11 Nov AFA Offers Fertility Resources to Members of Armed Services
Since all of us were together in New York recently for the American Fertility Association’s Illuminations event (see our recent post about the event and honorees Nia Vardalos and Dr. Alan S. Penzias, M.D.), the AFA board took the opportunity to meet. Recent statistics show that one in eight U.S. couples is experiencing infertility of one kind or another, and those numbers include members of our military. Among the topics the board discussed was the AFA’s recent initiative to help members of the U.S. armed forces and their families by providing information and resources and by asking our members to consider providing discounted infertility treatment and preservation services to service members. International Fertility Law Group is supporting this program by offering discounted rates.
To help ensure military families have the information they need, the AFA recently published a new handbook, “Combating Infertility During Military Service.” The AFA handbook includes information on services and treatment options and guidance for service members and family members who are undergoing treatment, including a list of questions to ask clinics or care providers.
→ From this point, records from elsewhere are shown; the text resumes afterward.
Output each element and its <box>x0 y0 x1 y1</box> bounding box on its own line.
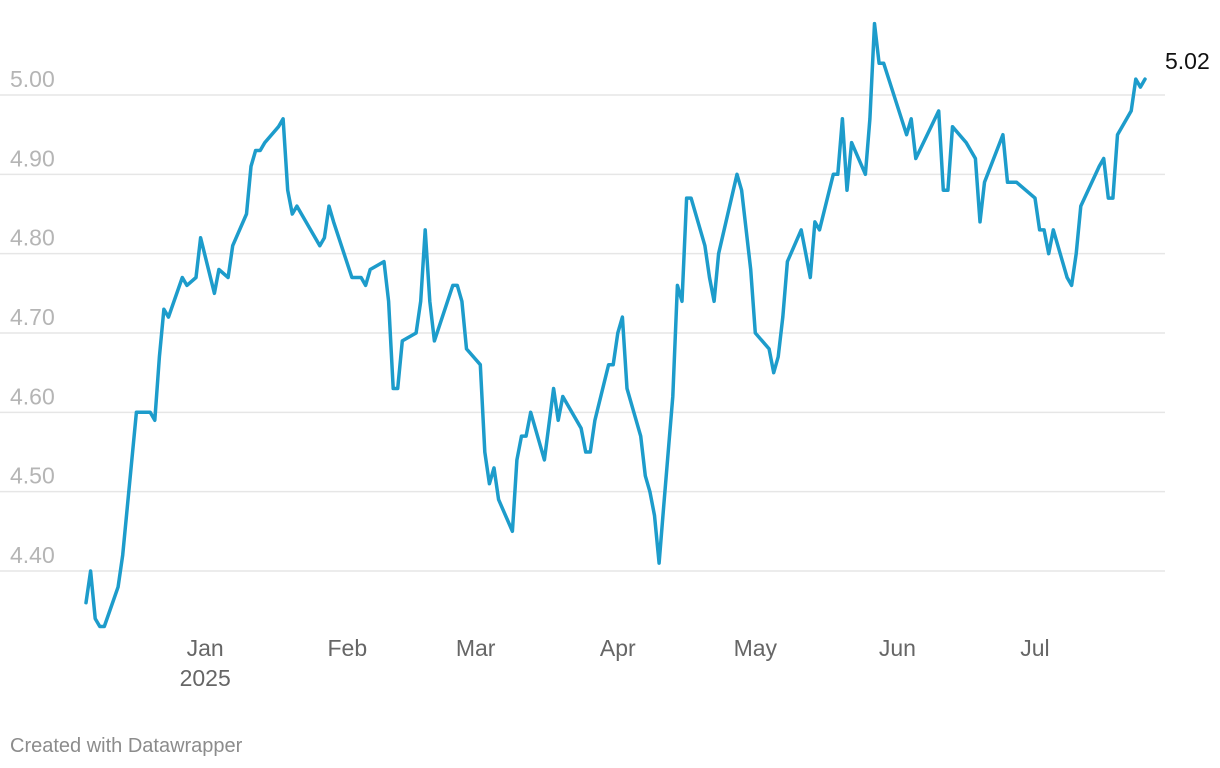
credit-text: Created with Datawrapper <box>10 735 243 757</box>
y-tick-label: 5.00 <box>10 66 55 92</box>
x-axis-tick-labels: Jan 2025 Feb Mar Apr May Jun Jul <box>180 635 1050 691</box>
x-tick-label: May <box>734 635 778 661</box>
x-tick-label: Feb <box>327 635 367 661</box>
x-tick-label: Mar <box>456 635 496 661</box>
y-tick-label: 4.90 <box>10 145 55 171</box>
y-tick-label: 4.80 <box>10 225 55 251</box>
x-tick-label: Jun <box>879 635 916 661</box>
end-value-label: 5.02 <box>1165 48 1210 74</box>
series-layer: 5.02 <box>84 21 1210 629</box>
x-tick-label: Apr <box>600 635 636 661</box>
y-tick-label: 4.50 <box>10 463 55 489</box>
x-tick-label: Jan <box>187 635 224 661</box>
gridlines <box>0 94 1165 572</box>
x-tick-label: Jul <box>1020 635 1049 661</box>
y-axis-tick-labels: 4.40 4.50 4.60 4.70 4.80 4.90 5.00 <box>10 66 55 568</box>
y-tick-label: 4.40 <box>10 542 55 568</box>
y-tick-label: 4.70 <box>10 304 55 330</box>
series-line <box>84 21 1147 629</box>
y-tick-label: 4.60 <box>10 383 55 409</box>
x-tick-sublabel: 2025 <box>180 665 231 691</box>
As the handbook points out, all couples or individuals facing infertility face numerous stressors: the need to determine the cause of the infertility, the decision whether or not to undergo infertility treatment, and in the event treatment fails, whether to consider ART, adoption or remaining childless. For individuals serving in the military, those stresses often are intensified by pending deployments, remote service, limited financial resources, frequent moves, family separations and other issues. Active duty military and reservists deployed for longer than 30 days are entitled to free health care, which includes some types of infertility treatments, but typically does not include assisted reproductive technologies such as in vitro fertilization, or preservation methods such as freezing of eggs or sperm. Military health benefits do not cover cost of egg donation, sperm donation or surrogacy. A handful of Military Treatment Facilities in the U.S. provide limited types of ART usually at lower cost than private clinics, but the cost of treatment is borne by the service member. Service members choosing to be treated at an MTF are likely to be wait-listed and may have to travel long distances for treatment.
The AFA also encourages service members who will be deployed to combat zones and want to start families at some future time to consider freezing, or cryopreserving, sperm, eggs or embryos. Cryopreservation is not included in military health benefits and is usually not covered by standard health insurance policies. A list of facilities offering discounted services to military members can be found at www.afa.org.
We owe a lot to the men and women who sacrifice their comfort, safety and security so that the rest of us can enjoy those privileges. As AFA Executive Director Ken Mosesian put it so eloquently in announcing publication of the military handbook, “Our veterans and those who are serving in the uniformed and armed services have given all they have to this nation. We are compelled to do all we can to assist them in having a family as a means of demonstrating our heartfelt appreciation for their sacrifice.”